I don’t like admitting this, but, if I’m being honest, I really want to put a microchip in my six-year-old daughter.
I want to take my daughter to the equivalent of a veterinarian and say, “Hey, you know those identification microchips that people insert under the skin of their border collies? I want you to do that to my daughter right now.” And I will look at my daughter and shrug and say, “It’ll be OK. I’ll buy you ice cream afterwards.”
And, once the procedure is done, I want to have COMPLETELY unrealistic expectations about what that microchip can do. I want that microchip to be GPS-enabled, so I’ll know where my daughter is at all times. I want that microchip to give me a constant feed of biometric readings, providing me with real-time alerts if she’s ever injured or in distress. And I want that microchip to connect directly to my cell phone the SECOND my daughter finds herself in a situation where she honestly, legitimately needs my help.
Now, before you start in on me, dear readers, I know this is a bad thing to WANT.
I know that’s not how those microchips work, and I know that this entire scenario is completely unrealistic and more than a little morally repellent.
But, as a parent, as I sit at home and watch the news stories unfold about a man in Cleveland imprisoning three girls in his house for TEN YEARS, subjecting them to untold horrors and violations, the irrationality centers in my brain begin firing like spark plugs and I find myself lying awake at night, creating crazy and elaborate scenarios for how I could make sure that something like that could never, ever happen to MY daughter.
My 3am mind pitches concepts like:
- I could give my daughter a cell phone at age seven, a GPS smart-phone that could never be turned off or run out of battery or never, ever leave her side.
- I could quit my job and become a professional “companion” parent, dropping her off and picking her up from school every day and never letting her leave my sight in the meantime.
- I could develop my brain’s inherent psychic abilities, so that, if my daughter was ever abducted and held captive only a few miles from home, I could IMMEDIATELY sense wherever she was because I’m her father – DAMMIT – and that’s what fathers do.
Again, all of those scenarios are INSANE. They are. But there are enough nuggets of paranoid truths in each one that I find myself returning to them again and again whenever I catch a glimpse of something horrible on CNN and I mentally turn the corner into the back alleys of my darkest places.
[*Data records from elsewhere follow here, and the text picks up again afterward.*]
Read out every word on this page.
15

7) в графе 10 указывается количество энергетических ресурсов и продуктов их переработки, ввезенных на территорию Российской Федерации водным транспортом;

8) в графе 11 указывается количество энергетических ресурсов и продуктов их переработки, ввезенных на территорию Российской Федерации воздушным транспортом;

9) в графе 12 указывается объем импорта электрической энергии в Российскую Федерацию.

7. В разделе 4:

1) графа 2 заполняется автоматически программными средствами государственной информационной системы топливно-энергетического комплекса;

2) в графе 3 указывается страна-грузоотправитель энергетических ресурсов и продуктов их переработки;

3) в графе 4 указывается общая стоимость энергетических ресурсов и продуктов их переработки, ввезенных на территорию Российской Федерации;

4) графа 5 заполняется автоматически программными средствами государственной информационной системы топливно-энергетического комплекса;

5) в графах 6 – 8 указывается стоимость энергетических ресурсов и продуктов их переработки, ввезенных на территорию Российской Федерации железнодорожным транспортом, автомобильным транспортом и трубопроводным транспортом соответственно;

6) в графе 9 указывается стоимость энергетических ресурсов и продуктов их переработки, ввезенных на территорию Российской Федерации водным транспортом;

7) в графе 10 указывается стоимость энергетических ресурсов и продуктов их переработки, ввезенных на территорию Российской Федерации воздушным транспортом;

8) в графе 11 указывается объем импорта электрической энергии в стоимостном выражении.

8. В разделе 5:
I have moments where I honestly think that a cell phone might be the easiest (and most socially acceptable) way to equip my daughter with a GPS tracker. I obsess about whether I’m spending enough time with my daughter and whether, if I worked less, I could somehow be able to keep her appreciably safer. And I really, really want to believe that, if a man kidnapped my daughter and imprisoned her in a nearby location, that I would just KNOW – I would KNOW in my GUT – exactly how to find and save her.